In a hockey match a hockey ball is hit 18m from the front of the goal. The ball leaves the hockey stick with initial velocity v at angle theta to the horizontal ground. The ball passes over the goal at a maximum height of 2.0m.

The initial vertical component of the velocity of the ball is 6.3ms-1. Air resistance has negligible effect on the motion of the ball.
Show that the time take for t to reach maximum height is about 0.6s.

I used suvat and got
s-2
u-6.3
no v
a-9.81
t ??????
so s=ut + 1/2at^2 has to be used to find t. I kept trying to rearrange find the answer but couldn’t do please help using suvat!!!

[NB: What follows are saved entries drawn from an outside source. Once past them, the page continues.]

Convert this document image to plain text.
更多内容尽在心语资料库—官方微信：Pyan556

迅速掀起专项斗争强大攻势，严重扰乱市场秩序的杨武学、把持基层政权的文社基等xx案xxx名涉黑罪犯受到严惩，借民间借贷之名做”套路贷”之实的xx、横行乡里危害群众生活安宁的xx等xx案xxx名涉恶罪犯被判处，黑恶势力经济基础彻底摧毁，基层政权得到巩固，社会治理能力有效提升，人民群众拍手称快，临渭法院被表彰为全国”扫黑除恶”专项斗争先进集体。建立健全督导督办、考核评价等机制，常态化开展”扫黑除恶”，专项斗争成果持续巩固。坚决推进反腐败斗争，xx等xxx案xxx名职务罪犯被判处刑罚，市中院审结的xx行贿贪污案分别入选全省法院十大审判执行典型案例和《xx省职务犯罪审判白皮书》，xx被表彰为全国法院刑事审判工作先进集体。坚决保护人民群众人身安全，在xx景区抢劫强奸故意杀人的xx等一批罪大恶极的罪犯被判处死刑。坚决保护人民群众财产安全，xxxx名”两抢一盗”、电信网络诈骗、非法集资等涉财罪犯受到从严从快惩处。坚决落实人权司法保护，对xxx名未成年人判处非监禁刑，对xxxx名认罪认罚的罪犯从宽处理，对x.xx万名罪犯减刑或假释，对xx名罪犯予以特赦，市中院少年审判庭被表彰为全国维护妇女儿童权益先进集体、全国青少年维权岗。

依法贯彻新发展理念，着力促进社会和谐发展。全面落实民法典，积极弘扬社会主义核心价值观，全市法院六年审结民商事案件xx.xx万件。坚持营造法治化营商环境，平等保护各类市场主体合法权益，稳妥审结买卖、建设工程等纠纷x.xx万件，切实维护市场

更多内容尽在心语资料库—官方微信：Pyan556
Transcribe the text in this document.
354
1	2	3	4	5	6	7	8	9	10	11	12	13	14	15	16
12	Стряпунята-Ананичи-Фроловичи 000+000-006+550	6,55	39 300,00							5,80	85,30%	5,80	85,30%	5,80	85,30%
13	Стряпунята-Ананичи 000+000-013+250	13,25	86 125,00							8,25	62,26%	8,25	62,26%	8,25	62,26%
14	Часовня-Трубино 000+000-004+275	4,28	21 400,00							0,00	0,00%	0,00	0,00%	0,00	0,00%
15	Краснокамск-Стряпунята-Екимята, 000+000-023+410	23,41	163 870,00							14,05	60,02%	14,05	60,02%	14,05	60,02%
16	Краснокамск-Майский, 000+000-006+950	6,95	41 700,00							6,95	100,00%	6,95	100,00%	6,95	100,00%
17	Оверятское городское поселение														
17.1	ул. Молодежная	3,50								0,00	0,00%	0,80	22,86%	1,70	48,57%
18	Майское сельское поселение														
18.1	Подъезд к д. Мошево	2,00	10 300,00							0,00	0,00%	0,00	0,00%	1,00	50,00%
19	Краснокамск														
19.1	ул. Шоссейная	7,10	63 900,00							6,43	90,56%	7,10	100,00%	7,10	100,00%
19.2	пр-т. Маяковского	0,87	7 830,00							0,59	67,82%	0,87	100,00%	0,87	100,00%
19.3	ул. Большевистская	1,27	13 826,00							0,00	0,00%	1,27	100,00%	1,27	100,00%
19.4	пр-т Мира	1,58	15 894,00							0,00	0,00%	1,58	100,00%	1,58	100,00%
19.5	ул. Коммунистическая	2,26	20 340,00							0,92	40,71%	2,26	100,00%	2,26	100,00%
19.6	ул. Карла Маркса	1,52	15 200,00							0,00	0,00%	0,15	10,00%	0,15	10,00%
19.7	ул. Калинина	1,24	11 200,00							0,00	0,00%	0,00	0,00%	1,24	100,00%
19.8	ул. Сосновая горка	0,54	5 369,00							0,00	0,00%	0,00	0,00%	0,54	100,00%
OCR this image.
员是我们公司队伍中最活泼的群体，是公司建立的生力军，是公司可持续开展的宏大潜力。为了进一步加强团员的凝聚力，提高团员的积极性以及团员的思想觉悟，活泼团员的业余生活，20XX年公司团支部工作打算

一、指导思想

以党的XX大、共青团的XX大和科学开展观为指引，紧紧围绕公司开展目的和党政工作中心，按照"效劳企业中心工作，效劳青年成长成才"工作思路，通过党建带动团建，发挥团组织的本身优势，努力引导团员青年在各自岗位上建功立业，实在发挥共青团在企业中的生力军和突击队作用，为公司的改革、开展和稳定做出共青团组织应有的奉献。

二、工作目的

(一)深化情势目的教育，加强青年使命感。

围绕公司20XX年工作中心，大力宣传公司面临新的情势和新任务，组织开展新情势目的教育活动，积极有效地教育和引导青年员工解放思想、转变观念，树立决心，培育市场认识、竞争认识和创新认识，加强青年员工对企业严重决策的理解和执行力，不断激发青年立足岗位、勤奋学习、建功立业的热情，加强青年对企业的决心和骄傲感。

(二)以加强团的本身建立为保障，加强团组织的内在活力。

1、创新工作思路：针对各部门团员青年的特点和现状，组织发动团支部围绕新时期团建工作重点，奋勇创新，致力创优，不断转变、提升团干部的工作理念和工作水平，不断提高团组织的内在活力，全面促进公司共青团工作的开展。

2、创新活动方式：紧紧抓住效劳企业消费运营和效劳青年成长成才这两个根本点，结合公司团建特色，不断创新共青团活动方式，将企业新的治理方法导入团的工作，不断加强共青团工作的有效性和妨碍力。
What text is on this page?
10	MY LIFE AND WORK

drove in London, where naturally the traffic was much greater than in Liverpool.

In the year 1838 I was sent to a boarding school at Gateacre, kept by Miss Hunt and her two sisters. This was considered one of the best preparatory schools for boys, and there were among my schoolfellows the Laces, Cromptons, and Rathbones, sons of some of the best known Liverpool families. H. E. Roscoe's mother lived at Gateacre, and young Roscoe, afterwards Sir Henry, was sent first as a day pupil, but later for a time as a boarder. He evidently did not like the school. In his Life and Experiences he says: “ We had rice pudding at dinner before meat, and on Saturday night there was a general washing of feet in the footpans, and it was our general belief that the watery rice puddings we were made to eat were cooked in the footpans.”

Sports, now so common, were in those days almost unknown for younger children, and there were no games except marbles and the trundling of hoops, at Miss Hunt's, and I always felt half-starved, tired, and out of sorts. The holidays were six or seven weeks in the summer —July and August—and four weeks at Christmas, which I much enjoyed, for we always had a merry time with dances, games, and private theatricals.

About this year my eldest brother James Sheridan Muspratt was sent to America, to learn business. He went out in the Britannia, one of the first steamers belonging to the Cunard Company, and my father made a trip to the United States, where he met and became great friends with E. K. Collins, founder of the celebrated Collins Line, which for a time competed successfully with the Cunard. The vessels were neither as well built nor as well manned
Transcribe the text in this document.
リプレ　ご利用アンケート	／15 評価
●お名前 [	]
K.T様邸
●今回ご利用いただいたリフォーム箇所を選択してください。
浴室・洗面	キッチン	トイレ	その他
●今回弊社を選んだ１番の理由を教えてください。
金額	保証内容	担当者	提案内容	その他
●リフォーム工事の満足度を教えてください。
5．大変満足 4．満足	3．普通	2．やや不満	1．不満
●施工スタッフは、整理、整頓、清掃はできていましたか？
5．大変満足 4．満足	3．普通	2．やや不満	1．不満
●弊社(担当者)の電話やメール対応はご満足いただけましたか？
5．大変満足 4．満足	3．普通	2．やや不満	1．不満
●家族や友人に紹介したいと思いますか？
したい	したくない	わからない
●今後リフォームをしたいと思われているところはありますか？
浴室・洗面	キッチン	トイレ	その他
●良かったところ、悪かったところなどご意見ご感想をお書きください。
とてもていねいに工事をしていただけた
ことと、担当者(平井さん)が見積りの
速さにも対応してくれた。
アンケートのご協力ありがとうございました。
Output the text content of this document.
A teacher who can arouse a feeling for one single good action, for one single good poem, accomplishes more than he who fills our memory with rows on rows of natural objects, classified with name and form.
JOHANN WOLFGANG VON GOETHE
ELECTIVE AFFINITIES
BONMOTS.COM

To find the time taken for the ball to reach its maximum height, we can use the equation s = ut + (1/2)at^2, where:

- s is the displacement (maximum height) of the ball,
- u is the initial vertical component of the velocity (6.3 m/s),
- a is the acceleration due to gravity (-9.81 m/s^2), and
- t is the time taken to reach the maximum height.

Since we know that the maximum height is 2.0 m, we can substitute these values into the equation to solve for t:

2.0 = 6.3t + (1/2)(-9.81)t^2

To simplify the equation, we can multiply every term by 2 to eliminate the fraction:

4.0 = 12.6t - 9.81t^2

Now, rearrange the equation to get it in quadratic form:

9.81t^2 - 12.6t + 4.0 = 0

Now we have a quadratic equation in the form at^2 + bt + c = 0, where:
- a = 9.81,
- b = -12.6,
- c = 4.0

To solve for t, we can use the quadratic formula:

t = (-b ± √(b^2 - 4ac)) / (2a)

Substituting the values into the quadratic formula, we get:

t = (-(-12.6) ± √((-12.6)^2 - 4(9.81)(4.0))) / (2(9.81))

t = (12.6 ± √(158.76 - 156.84)) / 19.62

t = (12.6 ± √1.92) / 19.62

t = (12.6 ± 1.39) / 19.62

Now, we have two possible values for t:

1) t = (12.6 + 1.39) / 19.62 = 13.99 / 19.62 ≈ 0.713 s

2) t = (12.6 - 1.39) / 19.62 = 11.21 / 19.62 ≈ 0.570 s

Since time cannot be negative, the time taken for the ball to reach its maximum height is approximately 0.570 s.